Bagi kalangan di luar pemikir kebudayaan, katakanlah para politikus pada umumnya, gagasan Radhar itu tentu akan cenderung dipandang sebelah mata karena terlalu riskan untuk mengubah esensi identitas keindonesiaan yang sudah final dengan patokan filosofis yang terkandung dalam dasar negara Pancasila.
Politikus pragmatis yang boleh dibilang hanya berpikir tentang kekuasaan untuk kelompok kepentingannya pun tak berminat melakukan reformulasi identitas keindonesiaan. Kenapa? Karena ikhtiar mewujudkan gagasan sang budayawan itu akan dipandang dengan penuh curiga.
Kaum politikus pragmatis ini hanya mau mewujudkan ide-ide yang konkret dampak positifnya bagi kepentingan kelompoknya, lebih sempit lagi kepentingan personalnya. Itu sebabnya sangat bisa dimengerti bila tak sedikit politikus yang, dalam ukuran akal awam pun, bermanuver bukannya memajukan keadaban bernegara tapi mengarah ke titik yang kontra dengan upaya pemajuan keutamaan publik.

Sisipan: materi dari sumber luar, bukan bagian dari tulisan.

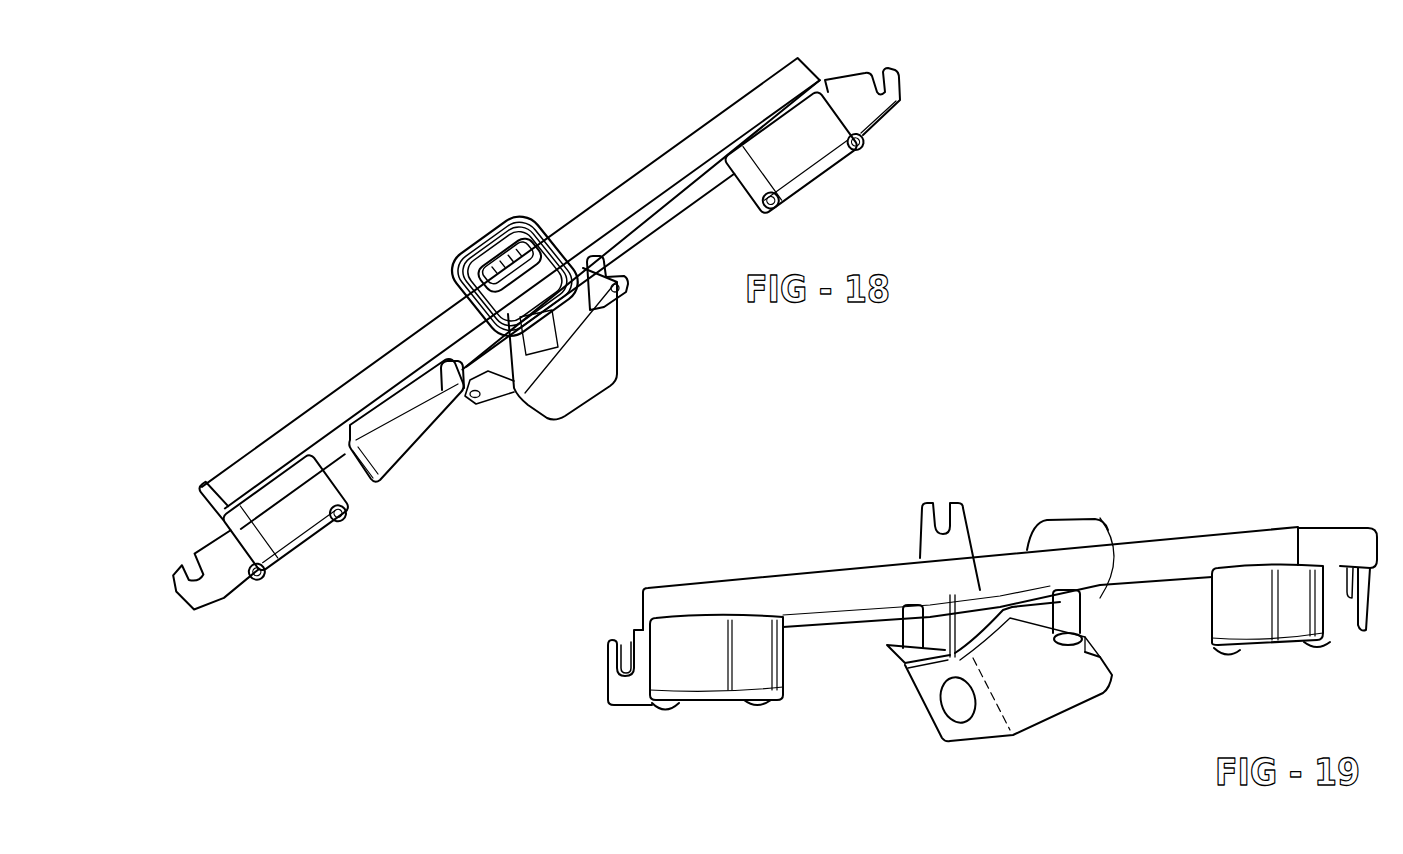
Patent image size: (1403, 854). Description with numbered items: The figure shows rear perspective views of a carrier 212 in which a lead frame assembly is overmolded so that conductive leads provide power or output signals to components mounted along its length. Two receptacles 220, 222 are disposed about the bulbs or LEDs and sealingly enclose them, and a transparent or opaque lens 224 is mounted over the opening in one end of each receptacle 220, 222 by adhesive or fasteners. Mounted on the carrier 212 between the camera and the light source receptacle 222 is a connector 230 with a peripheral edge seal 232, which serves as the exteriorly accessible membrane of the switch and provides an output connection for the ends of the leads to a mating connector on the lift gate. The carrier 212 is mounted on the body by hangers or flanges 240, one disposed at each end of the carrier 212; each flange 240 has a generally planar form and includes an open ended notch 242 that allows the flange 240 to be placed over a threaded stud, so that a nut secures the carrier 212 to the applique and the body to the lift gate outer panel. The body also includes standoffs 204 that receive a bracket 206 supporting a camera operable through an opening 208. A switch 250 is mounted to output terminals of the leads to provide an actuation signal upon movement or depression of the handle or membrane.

Ini contohnya paling gamblang: ketika hampir semua kekuatan sipil prodemokrasi dan aktivis antikorupsi berupaya memperkuat peran Komisi Pemberantasan Korupsi (KPK) sehingga bisa semakin maksimal menyeret koruptor ke meja hijau, sejumlah politikus di parlemen berupaya melakukan pelemahan sistematis terhadap peran KPK.
Pelemahan yang dilakukan secara sistematis itu antara lain dengan terus-menerus mewacanakan perlunya izin dari pengadilan sebelum KPK melakukan penyadapan terhadap siapa pun yang disinyalir akan melakukan korupsi.
Gagasan yang dilontarkan sang budayawan tentang perlunya reformulasi identitas keindonesiaan tentu bisa direalisasikan hanya jika para pengambil keputusan di pemerintahan maupun di lembaga legislatif menyambutnya dan mewujudkan dalam pengubahan konstitusi atau undang-undang dasar. Tentu masalah ini cukup krusial sekaligus kontroversial. Selama ini memang muncul polemik tentang perlunya amendemen kelima atau malah kembali ke konstitusi dasar yang asli, yakni Undang Undang Dasar 1945.
Pilihan jalan tengah dalam menanggapi gagasan Radar adalah tetap menjadikan Pancasila sebagai jangkar berbangsa dan bernegara seraya melakukan telaah kritis terhadap perundangan yang justru menghambat laju kencang dinamika sosial politik ekonomi.
Dengan kata lain, yang dibutuhkan untuk merealisasikan gagasan sang budayawan adalah lahirnya para pemimpin dan wakil-wakil publik yang duduk di parlemen pusat maupun daerah yang berwawasan keindonesiaan di era milenial ini.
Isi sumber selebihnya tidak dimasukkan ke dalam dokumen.